Tamla Motown est sans aucun doute la plus grande référence concernant la musique noire des années 60/70. Concurrent direct de « Stax » et digne successeur du label « Miracle », la « Motown » a imposé au public une musique soul sophistiquée riche d’un catalogue de jeunes artistes en devenir : Marvin Gaye, Stevie Wonder, Smokey Robinson, The Temptations ou encore les Jackson Five.


BERRY GORDY ET LA « MOTOWN »

© Kingkongphoto & www.celebrity-photos.com (John Mathew Smith - flickr.com) - Berry Gordy (1996)

« Ma musique peut faire danser n’importe qui, même un blanc ! », un objectif que le fondateur de la « Motown », Berry Gordy, a toujours poursuivi. Quand il crée la « Tamla Records », le jeune producteur ne se lance pas vraiment à l’aventure les yeux fermés. L’essor du R&B des années 50 et le succès rencontré par les deux labels de musique noire que sont « Vee Jay Records » à Chicago et « Peacock Records » à Houston, l’inciteront à passer à l’action.

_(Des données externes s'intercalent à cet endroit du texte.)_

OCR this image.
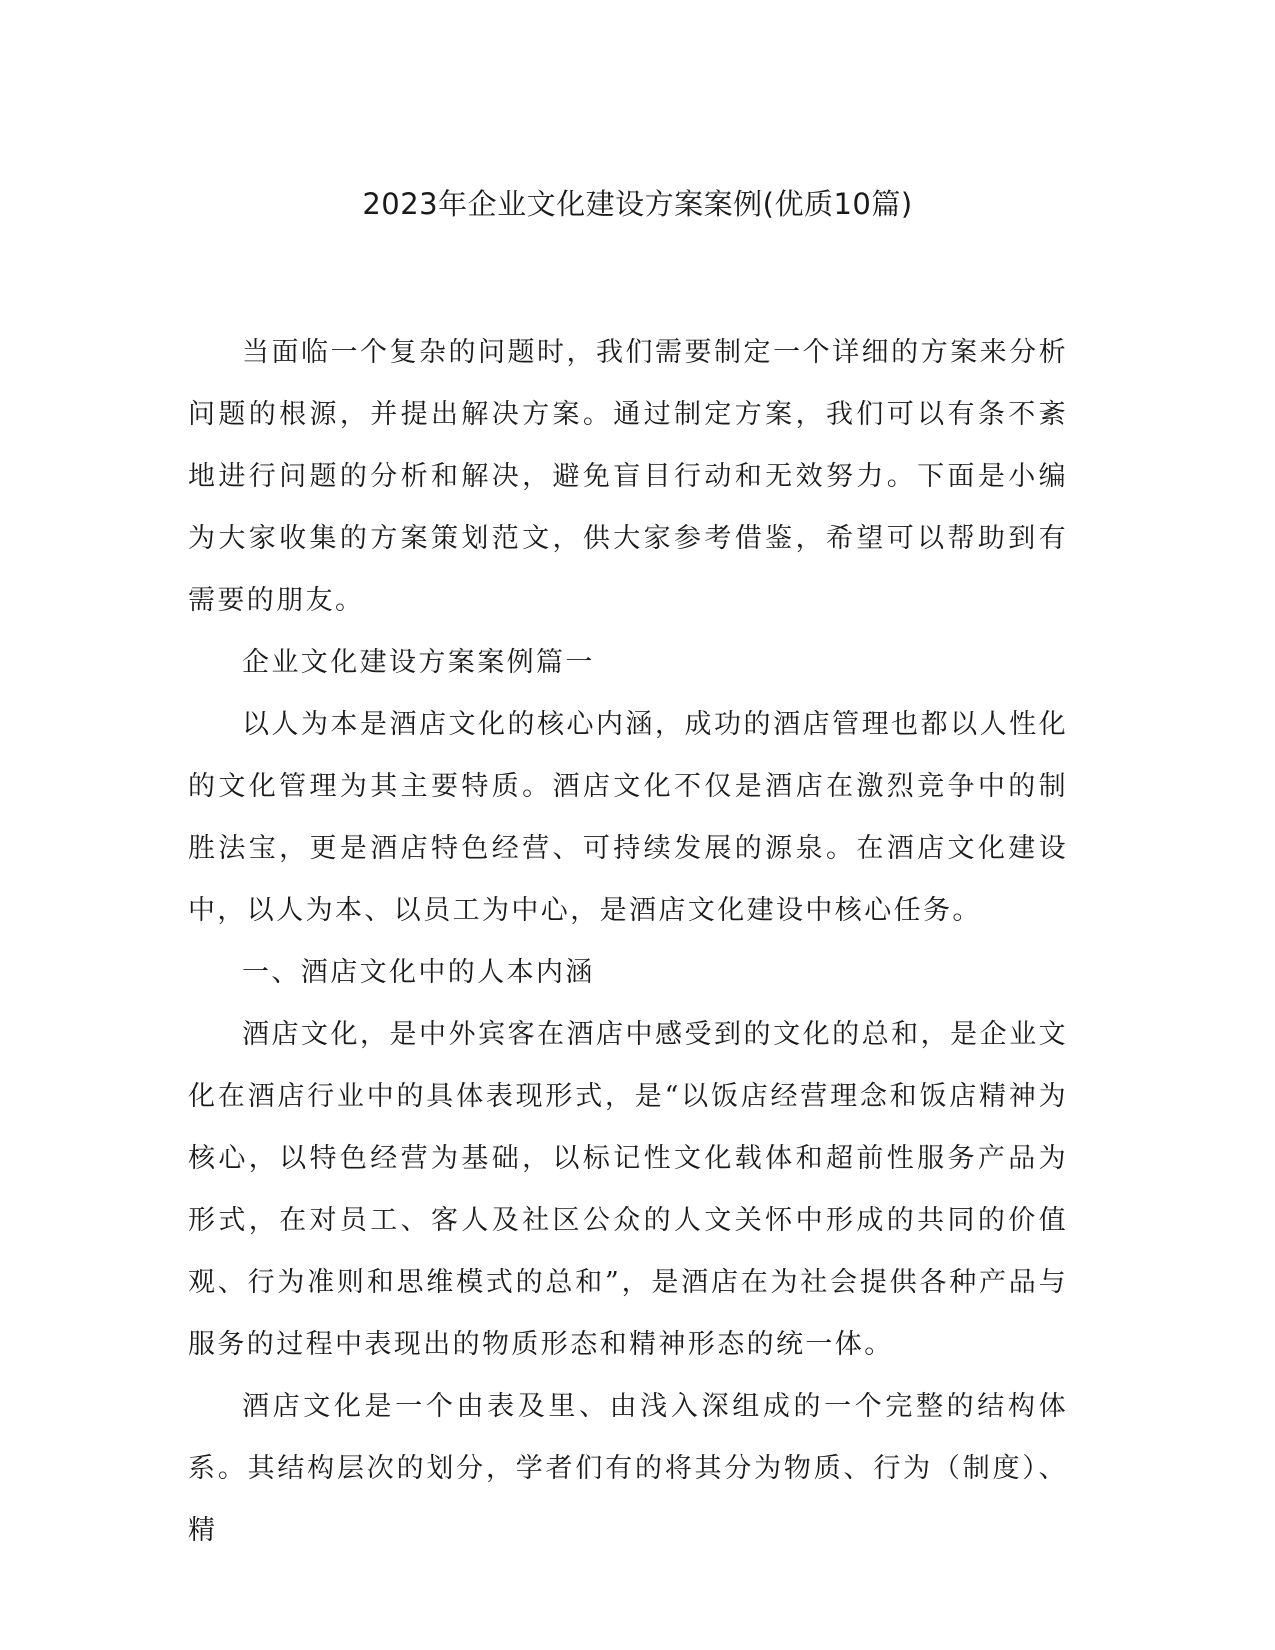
2023年企业文化建设方案案例(优质10篇)

当面临一个复杂的问题时，我们需要制定一个详细的方案来分析问题的根源，并提出解决方案。通过制定方案，我们可以有条不紊地进行问题的分析和解决，避免盲目行动和无效努力。下面是小编为大家收集的方案策划范文，供大家参考借鉴，希望可以帮助到有需要的朋友。

企业文化建设方案案例篇一

以人为本是酒店文化的核心内涵，成功的酒店管理也都以人性化的文化管理为其主要特质。酒店文化不仅是酒店在激烈竞争中的制胜法宝，更是酒店特色经营、可持续发展的源泉。在酒店文化建设中，以人为本、以员工为中心，是酒店文化建设中核心任务。

一、酒店文化中的人本内涵

酒店文化，是中外宾客在酒店中感受到的文化的总和，是企业文化在酒店行业中的具体表现形式，是“以饭店经营理念和饭店精神为核心，以特色经营为基础，以标记性文化载体和超前性服务产品为形式，在对员工、客人及社区公众的人文关怀中形成的共同的价值观、行为准则和思维模式的总和”，是酒店在为社会提供各种产品与服务的过程中表现出的物质形态和精神形态的统一体。

酒店文化是一个由表及里、由浅入深组成的一个完整的结构体系。其结构层次的划分，学者们有的将其分为物质、行为（制度）、精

Avec un son sophistiqué et des mélodies aux refrains entêtants, Berry Gordy entendait rivaliser avec les meilleures productions musicales des Blancs. La réussite de sa société, conçu comme une véritable « usine à tubes », ne devait visiblement rien au hasard. Outre une ambition démesurée, Berry Gordy avait du flair pour repérer la fine fleur artistique. Au cours des années 60, la maison de disques allait compter des dizaines et des dizaines d’artistes.

La plupart seront jeunes, voire très jeunes : 11 ans pour Little Stevie Wonder en 1961 et 7 ans pour Michael Jackson en 1965. Pour autant, les autres ne seront guère plus âgés, à l’image des Supremes, 18 ans ou des Marvelettes, 19 ans en moyenne. Outre les artistes précités, le label comprendra bien d’autres noms : The Four Tops, The Commodores, The Miracles, The Pointer Sisters, Edwin Starr, Undisputed Truth, Martha Reeves and the Vandellas, Diana Ross (ex Supremes), Boyz II Men et même quelques rares artistes blancs dont Bobby Darin et les groupes Road et Rare Earth.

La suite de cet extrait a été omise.